- Genre: Documentary
- Presented by: Steve Schirripa
- Country of origin: Canada
- Original language: English
- No. of seasons: 2
- No. of episodes: 12

Production
- Running time: 60 minutes (with commercials)
- Production companies: Cineflix (NP), Inc.

Original release
- Network: Investigation Discovery; Canal D (French)
- Release: March 9, 2011 – April 20, 2012

= Nothing Personal (TV series) =

Canadian TV documentary series (2011–2012)

Nothing Personal was a television documentary series that presents stories of contract killings. Hosted by actor Steve Schirripa, it aired on Investigation Discovery in the United States, Canada and the United Kingdom. The show is a crime docudrama series that recounts true stories of contract killings. Each episode features a real-life story of a "contract" murder. It explains who was involved, how the crime was committed and the background of the killing.

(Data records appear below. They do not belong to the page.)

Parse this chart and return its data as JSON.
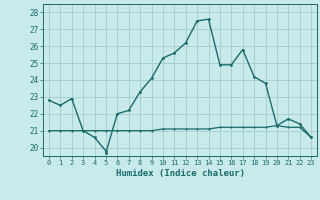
{
  "xlabel": "Humidex (Indice chaleur)",
  "background_color": "#c8eaea",
  "grid_color": "#aacfcf",
  "line_color": "#1a6b6b",
  "xlim": [
    -0.5,
    23.5
  ],
  "ylim": [
    19.5,
    28.5
  ],
  "yticks": [
    20,
    21,
    22,
    23,
    24,
    25,
    26,
    27,
    28
  ],
  "xtick_labels": [
    "0",
    "1",
    "2",
    "3",
    "4",
    "5",
    "6",
    "7",
    "8",
    "9",
    "10",
    "11",
    "12",
    "13",
    "14",
    "15",
    "16",
    "17",
    "18",
    "19",
    "20",
    "21",
    "22",
    "23"
  ],
  "curve1_x": [
    0,
    1,
    2,
    3,
    4,
    5,
    5,
    6,
    7,
    8,
    9,
    10,
    11,
    12,
    13,
    14,
    15,
    16,
    17,
    18,
    19,
    20,
    21,
    22,
    23
  ],
  "curve1_y": [
    22.8,
    22.5,
    22.9,
    21.0,
    20.6,
    19.8,
    19.7,
    22.0,
    22.2,
    23.3,
    24.1,
    25.3,
    25.6,
    26.2,
    27.5,
    27.6,
    24.9,
    24.9,
    25.8,
    24.2,
    23.8,
    21.3,
    21.7,
    21.4,
    20.6
  ],
  "curve2_x": [
    0,
    1,
    2,
    3,
    4,
    5,
    6,
    7,
    8,
    9,
    10,
    11,
    12,
    13,
    14,
    15,
    16,
    17,
    18,
    19,
    20,
    21,
    22,
    23
  ],
  "curve2_y": [
    21.0,
    21.0,
    21.0,
    21.0,
    21.0,
    21.0,
    21.0,
    21.0,
    21.0,
    21.0,
    21.1,
    21.1,
    21.1,
    21.1,
    21.1,
    21.2,
    21.2,
    21.2,
    21.2,
    21.2,
    21.3,
    21.2,
    21.2,
    20.6
  ]
}
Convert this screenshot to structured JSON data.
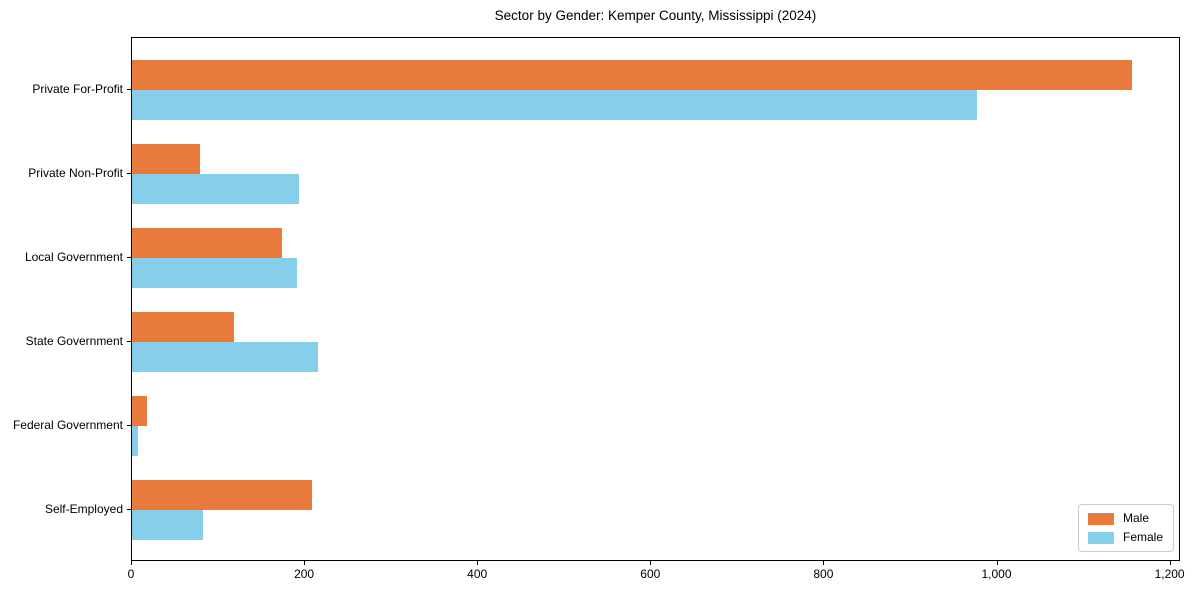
{
  "chart_data": {
    "type": "bar",
    "orientation": "horizontal",
    "title": "Sector by Gender: Kemper County, Mississippi (2024)",
    "categories": [
      "Private For-Profit",
      "Private Non-Profit",
      "Local Government",
      "State Government",
      "Federal Government",
      "Self-Employed"
    ],
    "series": [
      {
        "name": "Male",
        "color": "#E87A3C",
        "values": [
          1155,
          79,
          173,
          118,
          17,
          208
        ]
      },
      {
        "name": "Female",
        "color": "#87CEEB",
        "values": [
          976,
          193,
          191,
          215,
          7,
          82
        ]
      }
    ],
    "x_ticks": [
      {
        "value": 0,
        "label": "0"
      },
      {
        "value": 200,
        "label": "200"
      },
      {
        "value": 400,
        "label": "400"
      },
      {
        "value": 600,
        "label": "600"
      },
      {
        "value": 800,
        "label": "800"
      },
      {
        "value": 1000,
        "label": "1,000"
      },
      {
        "value": 1200,
        "label": "1,200"
      }
    ],
    "xlabel": "",
    "ylabel": "",
    "xlim": [
      0,
      1212
    ],
    "grid": false,
    "legend_position": "lower right"
  },
  "colors": {
    "spine": "#000000",
    "text": "#000000",
    "background": "#ffffff",
    "legend_border": "#cccccc"
  }
}
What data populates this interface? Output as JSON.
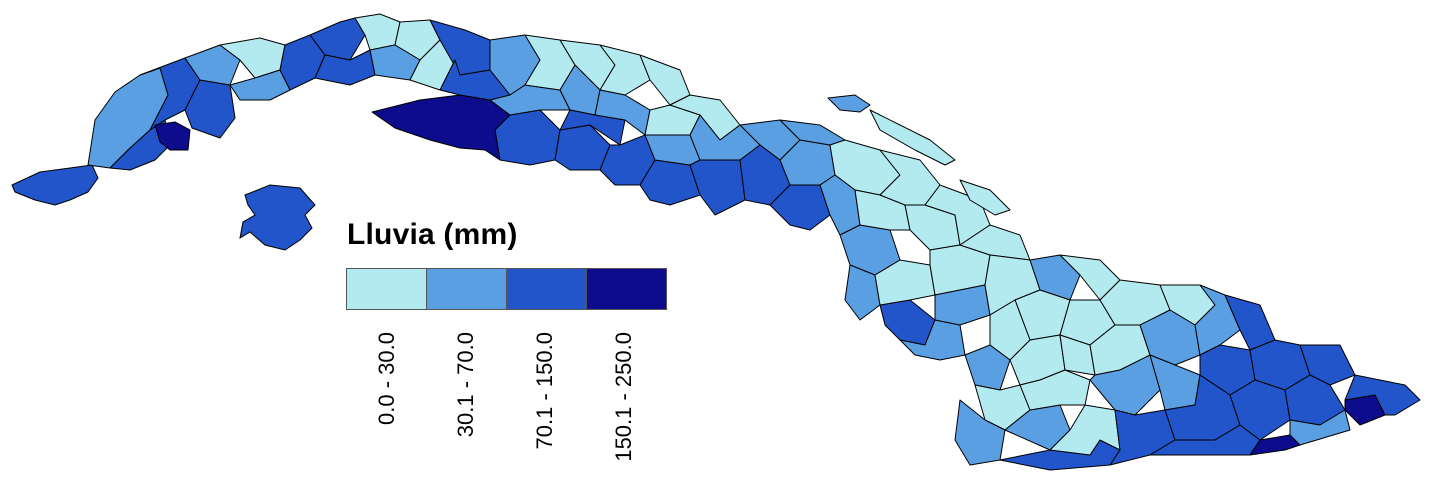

Nothing Personal has featured episodes about killings with a variety of motives including business disputes, fraud, greed, love and vengeance.
==Episodic information==

===Season 1===
- Episode 1: The Green Widow - Mary Ellen Samuels beguiles her daughter's fiancé to kill her cinematographer husband, Bob Samuels, then hires a hitman to silence her husband's guilt-stricken killer.
- Episode 2: Popping Champagne - The May 1983 murder of a Colombo crime family member, Larry 'Champagne' Carrozza, by Colombo hitman Salvatore Miciotta.
- Episode 3: Roadside Betrayal - A beloved doctor, Gulam Moonda, is gunned down on the side of an Ohio highway in front of his wife and mother-in-law.
- Episode 4: Blood Ties - enraged by their father's attempt to undermine their family business, two brothers hire hitmen to murder their father and mother on Yom Kippur.
- Episode 5: Young Guns - Rosalio 'Bart' Reta describes his life as a teenaged hitman for the Mexican Los Zetas Cartel.
- Episode 6: Deadly Divorce - Sheila Bellush, a mother of six, is shot dead in a murder-for-hire scheme set in motion by her ex-husband, Allen Blackthorne.

===Season 2===
- Episode 1: Femme Fatale, A former escort who enjoys the high life, Dalia Dippolito hatches a deadly scheme to have her own husband murdered.
- Episode 2: Married To A Rockstar - Todd Garton (played by actor and stuntman Craig Snoyer) an expert manipulator with a vicious streak hatches a sinister plot to murder his wife, Carole Garton.
- Episode 3: Money Shot - Gangster brothers 'Fat' Tony and Joe 'the Whale' Peraino bankroll the classic porn movie Deep Throat. When Joe tries to withhold some of the movie's profits from his brother and the Mafia's Colombo crime family, Tony arranges a contract on his own brother and nephew.
- Episode 4: Turnabout Is Fair Play - Michael Kuhnhausen, a Vietnam vet who can't handle rejection decides to have his estranged wife killed before she can divorce him, but the hitman hired to kill her is the one who ends up dead.
- Episode 5: Beefcake's Revenge - Laurence Austin, the owner of Hollywood's only silent movie theater, becomes worth more dead than alive.
- Episode 6: Voodoo Sex Cult - Mark Foster is the leader of his own voodoo sex cult.